Laila took off running. Tariq hobbled behind her.

There was a melee in the yard. In the middle of it were two snarling

men, rolling on the ground, a knife between them. Laila recognized one of them as a man from the table who had been discussing politics earlier. The other was the man who had been fanning the kebab skewers. Several men were trying to pull them apart. Babi wasn’t among them. He stood by the wall, at a safe distance from the fight, with Tariq’s father, who was crying.

From the excited voices around her, Laila caught snippets that she put together: The fellow at the politics table, a Pashtun, had called Ahmad Shah Massoud a traitor for “making a deal” with the Soviets in the 1980s. The kebab man, a Tajik, had taken offense and demanded a retraction. The Pashtun had refused. The Tajik had said that if not for Massoud, the other man’s sister would still be “giving it” to Soviet soldiers. They had come to blows. One of them had then brandished a knife; there was disagreement as to who.
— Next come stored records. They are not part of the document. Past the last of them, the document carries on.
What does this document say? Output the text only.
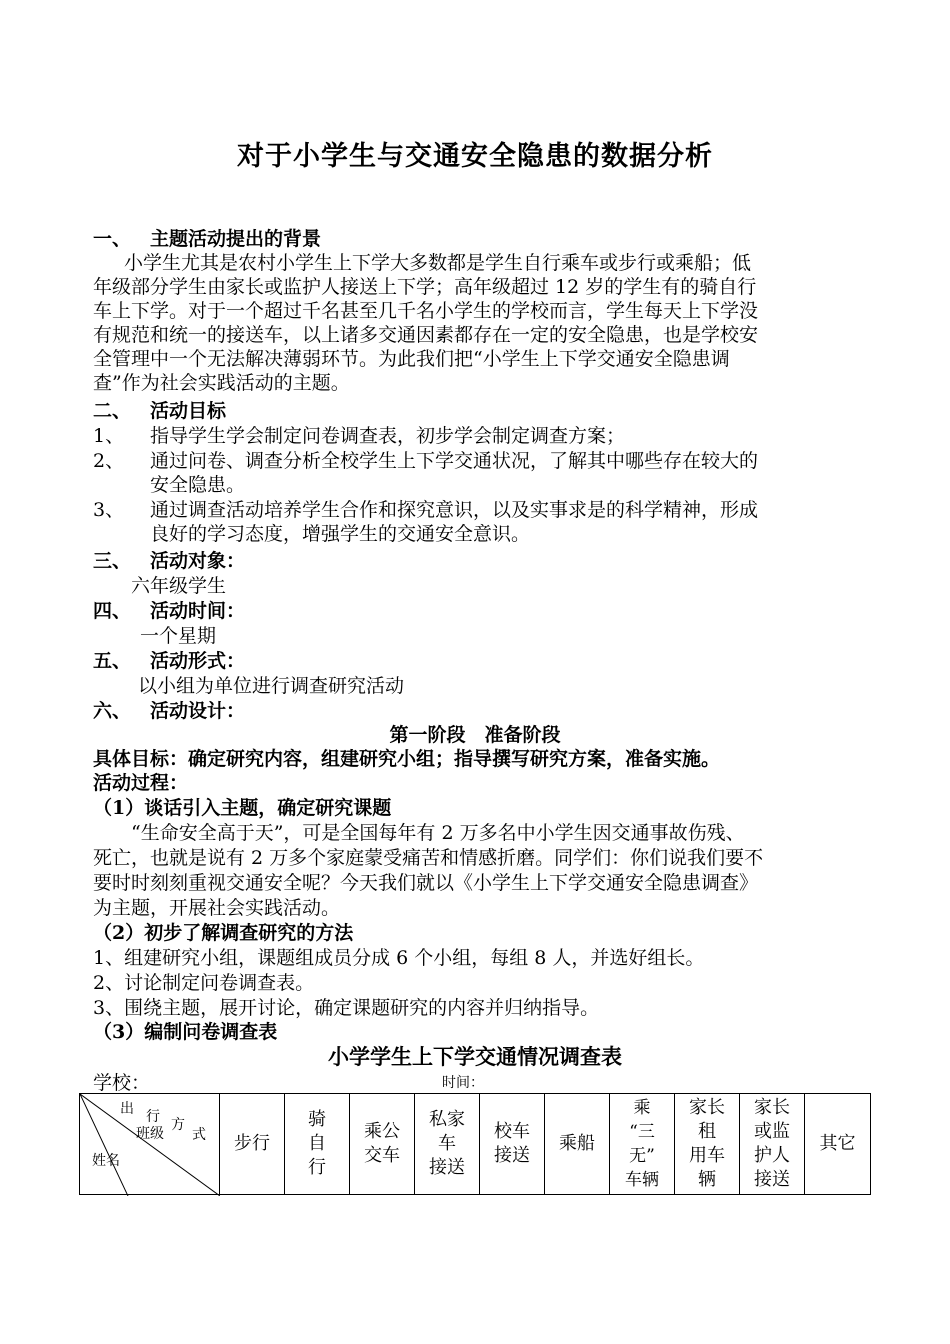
对于小学生与交通安全隐患的数据分析
一、 主题活动提出的背景
小学生尤其是农村小学生上下学大多数都是学生自行乘车或步行或乘船；低
年级部分学生由家长或监护人接送上下学；高年级超过 12 岁的学生有的骑自行
车上下学。对于一个超过千名甚至几千名小学生的学校而言，学生每天上下学没
有规范和统一的接送车，以上诸多交通因素都存在一定的安全隐患，也是学校安
全管理中一个无法解决薄弱环节。为此我们把“小学生上下学交通安全隐患调
查”作为社会实践活动的主题。
二、 活动目标
1、 指导学生学会制定问卷调查表，初步学会制定调查方案；
2、 通过问卷、调查分析全校学生上下学交通状况，了解其中哪些存在较大的
安全隐患。
3、 通过调查活动培养学生合作和探究意识，以及实事求是的科学精神，形成
良好的学习态度，增强学生的交通安全意识。
三、 活动对象：
六年级学生
四、 活动时间：
一个星期
五、 活动形式：
以小组为单位进行调查研究活动
六、 活动设计：
第一阶段　准备阶段
具体目标：确定研究内容，组建研究小组；指导撰写研究方案，准备实施。
活动过程：
（1）谈话引入主题，确定研究课题
“生命安全高于天”，可是全国每年有 2 万多名中小学生因交通事故伤残、
死亡，也就是说有 2 万多个家庭蒙受痛苦和情感折磨。同学们：你们说我们要不
要时时刻刻重视交通安全呢？今天我们就以《小学生上下学交通安全隐患调查》
为主题，开展社会实践活动。
（2）初步了解调查研究的方法
1、组建研究小组，课题组成员分成 6 个小组，每组 8 人，并选好组长。
2、讨论制定问卷调查表。
3、围绕主题，展开讨论，确定课题研究的内容并归纳指导。
（3）编制问卷调查表
小学学生上下学交通情况调查表
学校：	时间：
出 行
班级
方
式
姓名
	步行	骑
自
行	乘公
交车	私家
车
接送	校车
接送	乘船	乘
“三
无”
车辆	家长
租
用车
辆	家长
或监
护人
接送	其它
With horror, Laila saw that Tariq had thrown himself into the scuffle. She also saw that some of the peacemakers were now throwing punches of their own. She thought she spotted a second knife.

Later that evening, Laila thought of how the melee had toppled over, with men falling on top of one another, amid yelps and cries and shouts and flying punches, and, in the middle of it, a grimacing Tariq, his hair disheveled, his leg come undone, trying to crawl out.

* * *

IT WAS DIZZYING how quickly everything unraveled.

The leadership council was formed prematurely. It elected Rabbani president. The other factions cried nepotism. Massoud called for peace and patience.

Hekmatyar, who had been excluded, was incensed. The Hazaras, with their long history of being oppressed and neglected, seethed.

Insults were hurled. Fingers pointed. Accusations flew. Meetings were angrily called off and doors slammed. The city held its breath. In the mountains, loaded magazines snapped into Kalashnikovs.

The Mujahideen, armed to the teeth but now lacking a common enemy, had found the enemy in each other.

Kabul’s day of reckoning had come at last.

And when the rockets began to rain down on Kabul, people ran for cover. Mammy did too, literally. She changed into black again, went to her room, shut the curtains, and pulled the blanket over her head.